Hey, that would be great.

Chris Papin:

But to, to your analogy in that scenario, right? You got to bring the right stakeholders to the table so we can see and talk about all the different variables and draw some professional conclusions about maybe that spend is 10,000 to get a 100,000. I don't know. If it is, by all means, sign up sign me up for that gig. There's there's more to it than that.

Chris Papin:

It's never that simple. And, and yeah, seeing the big picture is hard and none of us can do it. No, we all have different perspectives and lenses and experiences to pull on. The more of those you can get, the better you can get. Then there's that cost benefit analysis.

Chris Papin:

How much time do we have to analyze it and how much money do we want to spend on?

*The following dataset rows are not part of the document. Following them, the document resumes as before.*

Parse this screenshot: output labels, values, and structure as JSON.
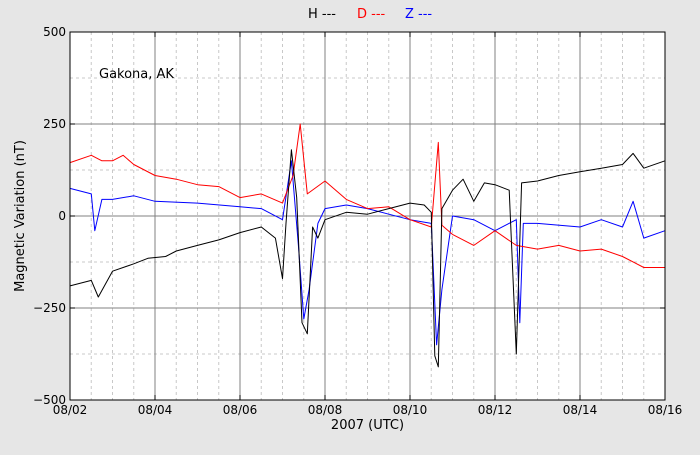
{
  "chart_data": {
    "type": "line",
    "legend": [
      "H ---",
      "D ---",
      "Z ---"
    ],
    "annotation": "Gakona, AK",
    "xlabel": "2007 (UTC)",
    "ylabel": "Magnetic Variation (nT)",
    "x_ticks": [
      "08/02",
      "08/04",
      "08/06",
      "08/08",
      "08/10",
      "08/12",
      "08/14",
      "08/16"
    ],
    "x_range": [
      "08/02",
      "08/16"
    ],
    "y_ticks": [
      500,
      250,
      0,
      -250,
      -500
    ],
    "y_tick_labels": [
      "500",
      "250",
      "0",
      "−250",
      "−500"
    ],
    "ylim": [
      -500,
      500
    ],
    "grid": true,
    "legend_position": "top-center",
    "series": [
      {
        "name": "H ---",
        "color": "#000000",
        "points": [
          [
            "08/02 00:00",
            -190
          ],
          [
            "08/02 12:00",
            -175
          ],
          [
            "08/02 16:00",
            -220
          ],
          [
            "08/03 00:00",
            -150
          ],
          [
            "08/03 12:00",
            -130
          ],
          [
            "08/03 20:00",
            -115
          ],
          [
            "08/04 06:00",
            -110
          ],
          [
            "08/04 12:00",
            -95
          ],
          [
            "08/05 00:00",
            -80
          ],
          [
            "08/05 12:00",
            -65
          ],
          [
            "08/06 00:00",
            -45
          ],
          [
            "08/06 12:00",
            -30
          ],
          [
            "08/06 20:00",
            -60
          ],
          [
            "08/07 00:00",
            -170
          ],
          [
            "08/07 02:00",
            -20
          ],
          [
            "08/07 05:00",
            180
          ],
          [
            "08/07 08:00",
            50
          ],
          [
            "08/07 11:00",
            -290
          ],
          [
            "08/07 14:00",
            -320
          ],
          [
            "08/07 17:00",
            -30
          ],
          [
            "08/07 20:00",
            -60
          ],
          [
            "08/08 00:00",
            -10
          ],
          [
            "08/08 12:00",
            10
          ],
          [
            "08/09 00:00",
            5
          ],
          [
            "08/09 12:00",
            20
          ],
          [
            "08/10 00:00",
            35
          ],
          [
            "08/10 08:00",
            30
          ],
          [
            "08/10 12:00",
            10
          ],
          [
            "08/10 14:00",
            -380
          ],
          [
            "08/10 16:00",
            -410
          ],
          [
            "08/10 18:00",
            20
          ],
          [
            "08/11 00:00",
            70
          ],
          [
            "08/11 06:00",
            100
          ],
          [
            "08/11 12:00",
            40
          ],
          [
            "08/11 18:00",
            90
          ],
          [
            "08/12 00:00",
            85
          ],
          [
            "08/12 08:00",
            70
          ],
          [
            "08/12 12:00",
            -375
          ],
          [
            "08/12 15:00",
            90
          ],
          [
            "08/13 00:00",
            95
          ],
          [
            "08/13 12:00",
            110
          ],
          [
            "08/14 00:00",
            120
          ],
          [
            "08/14 12:00",
            130
          ],
          [
            "08/15 00:00",
            140
          ],
          [
            "08/15 06:00",
            170
          ],
          [
            "08/15 12:00",
            130
          ],
          [
            "08/16 00:00",
            150
          ]
        ]
      },
      {
        "name": "D ---",
        "color": "#ff0000",
        "points": [
          [
            "08/02 00:00",
            145
          ],
          [
            "08/02 12:00",
            165
          ],
          [
            "08/02 18:00",
            150
          ],
          [
            "08/03 00:00",
            150
          ],
          [
            "08/03 06:00",
            165
          ],
          [
            "08/03 12:00",
            140
          ],
          [
            "08/04 00:00",
            110
          ],
          [
            "08/04 12:00",
            100
          ],
          [
            "08/05 00:00",
            85
          ],
          [
            "08/05 12:00",
            80
          ],
          [
            "08/06 00:00",
            50
          ],
          [
            "08/06 12:00",
            60
          ],
          [
            "08/07 00:00",
            35
          ],
          [
            "08/07 06:00",
            110
          ],
          [
            "08/07 10:00",
            250
          ],
          [
            "08/07 14:00",
            60
          ],
          [
            "08/08 00:00",
            95
          ],
          [
            "08/08 12:00",
            45
          ],
          [
            "08/09 00:00",
            20
          ],
          [
            "08/09 12:00",
            25
          ],
          [
            "08/10 00:00",
            -10
          ],
          [
            "08/10 12:00",
            -30
          ],
          [
            "08/10 16:00",
            200
          ],
          [
            "08/10 18:00",
            -25
          ],
          [
            "08/11 00:00",
            -50
          ],
          [
            "08/11 12:00",
            -80
          ],
          [
            "08/12 00:00",
            -40
          ],
          [
            "08/12 12:00",
            -80
          ],
          [
            "08/13 00:00",
            -90
          ],
          [
            "08/13 12:00",
            -80
          ],
          [
            "08/14 00:00",
            -95
          ],
          [
            "08/14 12:00",
            -90
          ],
          [
            "08/15 00:00",
            -110
          ],
          [
            "08/15 12:00",
            -140
          ],
          [
            "08/16 00:00",
            -140
          ]
        ]
      },
      {
        "name": "Z ---",
        "color": "#0000ff",
        "points": [
          [
            "08/02 00:00",
            75
          ],
          [
            "08/02 12:00",
            60
          ],
          [
            "08/02 14:00",
            -40
          ],
          [
            "08/02 18:00",
            45
          ],
          [
            "08/03 00:00",
            45
          ],
          [
            "08/03 12:00",
            55
          ],
          [
            "08/04 00:00",
            40
          ],
          [
            "08/05 00:00",
            35
          ],
          [
            "08/06 00:00",
            25
          ],
          [
            "08/06 12:00",
            20
          ],
          [
            "08/07 00:00",
            -10
          ],
          [
            "08/07 05:00",
            150
          ],
          [
            "08/07 09:00",
            -80
          ],
          [
            "08/07 12:00",
            -280
          ],
          [
            "08/07 15:00",
            -200
          ],
          [
            "08/07 20:00",
            -20
          ],
          [
            "08/08 00:00",
            20
          ],
          [
            "08/08 12:00",
            30
          ],
          [
            "08/09 00:00",
            20
          ],
          [
            "08/09 12:00",
            5
          ],
          [
            "08/10 00:00",
            -10
          ],
          [
            "08/10 12:00",
            -20
          ],
          [
            "08/10 15:00",
            -350
          ],
          [
            "08/10 18:00",
            -200
          ],
          [
            "08/11 00:00",
            0
          ],
          [
            "08/11 12:00",
            -10
          ],
          [
            "08/12 00:00",
            -40
          ],
          [
            "08/12 12:00",
            -10
          ],
          [
            "08/12 14:00",
            -290
          ],
          [
            "08/12 16:00",
            -20
          ],
          [
            "08/13 00:00",
            -20
          ],
          [
            "08/14 00:00",
            -30
          ],
          [
            "08/14 12:00",
            -10
          ],
          [
            "08/15 00:00",
            -30
          ],
          [
            "08/15 06:00",
            40
          ],
          [
            "08/15 12:00",
            -60
          ],
          [
            "08/16 00:00",
            -40
          ]
        ]
      }
    ]
  }
}
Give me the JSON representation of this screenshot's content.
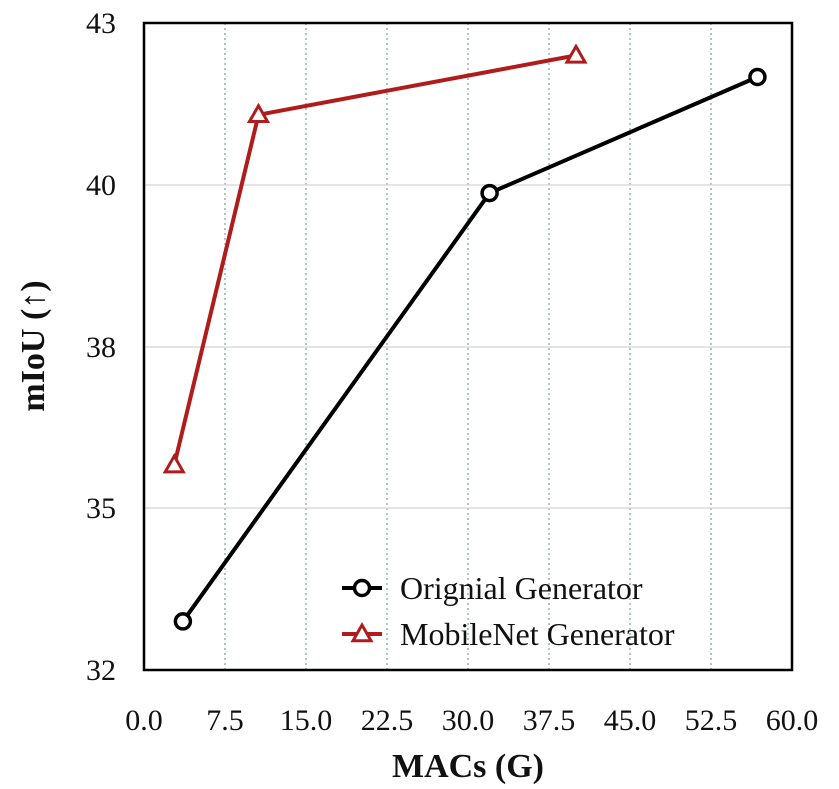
{
  "chart_data": {
    "type": "line",
    "title": "",
    "xlabel": "MACs (G)",
    "ylabel": "mIoU (↑)",
    "xlim": [
      0,
      60
    ],
    "ylim": [
      32,
      43
    ],
    "x_ticks": [
      0,
      7.5,
      15,
      22.5,
      30,
      37.5,
      45,
      52.5,
      60
    ],
    "x_tick_labels": [
      "0.0",
      "7.5",
      "15.0",
      "22.5",
      "30.0",
      "37.5",
      "45.0",
      "52.5",
      "60.0"
    ],
    "y_ticks": [
      32,
      35,
      38,
      40,
      43
    ],
    "y_tick_labels": [
      "32",
      "35",
      "38",
      "40",
      "43"
    ],
    "grid": true,
    "legend_position": "bottom-right",
    "series": [
      {
        "name": "Orignial Generator",
        "marker": "circle",
        "color": "#000000",
        "points": [
          [
            3.6,
            32.9
          ],
          [
            32.0,
            39.9
          ],
          [
            56.8,
            42.0
          ]
        ]
      },
      {
        "name": "MobileNet Generator",
        "marker": "triangle",
        "color": "#b01c1c",
        "points": [
          [
            2.8,
            35.8
          ],
          [
            10.6,
            41.3
          ],
          [
            40.0,
            42.4
          ]
        ]
      }
    ]
  }
}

The clients usually got maybe an hour a week at best that they're going to give you in these scenarios. So you got to distill that stuff back down to this basic driving analogies that we're having so much fun with.

Adam Larson:

We are having so much fun with those. I like to wrap these conversations. This has been a great conversation. I kind of like to wrap these up is, you know, if you had a crystal ball and you're looking into the future, how do you see this trusted advisor role evolving into the future? Especially, we've got changing technologies.

Adam Larson:

You know, you mentioned, you know, Copilot, you know, there's generative AI, there's so many things happening, and it's so fast. You know, how do you see this this role evolving as we as we look toward the future?

Chris Papin:

So the where I kind of go with most of my clients, most of the professionals that I talk to, it kind of boils down to the analogy around the language learning models, all of the different AI or automations. Sometimes I think we misplace vocab there, but the processes that are in place are based on data that is typically historic data. It can identify trends. It cannot show patterns. It can show qualifications and things like that that we had to do manually.

Chris Papin:

Nobody can predict the future, nor can any of these technologies. Yeah. They can show trends about the future. And deciding which trend fits the business or the client or the family, that's really where I see the the secret science. And it's not going to be as crystal clear as, oh, AI said do this, so go do this.

Chris Papin:

How do you go do that? That's the next piece. I tease folks all the time. Nobody's going to go do it for you. Yeah.

Chris Papin:

You've got to go do it. And that's where I think the infrastructure steps in. That's where I think an advisor really will shine going forward is, number 1, of the 3 decisions we've got in front of us, what makes the most sense? And then number 2, what is the path? What are the pieces to execute on to ensure as much success as possible?

Chris Papin:

Because I don't know if you're like me. I first thing I do half the time is Google it. Mhmm. And then Google will give me the framework So I know what vocab term to use, but it never tells the whole story. Of course.

Chris Papin:

And that's where your advisor is going to shine through. They're going to tell the rest of the story and pull from the experience and give it a little extra guidance and pull the audible when it's not rainbows and unicorns and help you overcome to go the other direction.

Adam Larson:

Yeah. Well, Chris, I want to thank you so much for coming on the podcast, sharing your knowledge. This has been a great conversation, and I really hope our audience enjoyed it as much as I have.

Chris Papin:

Thank you again for the opportunity I've enjoyed every minute of.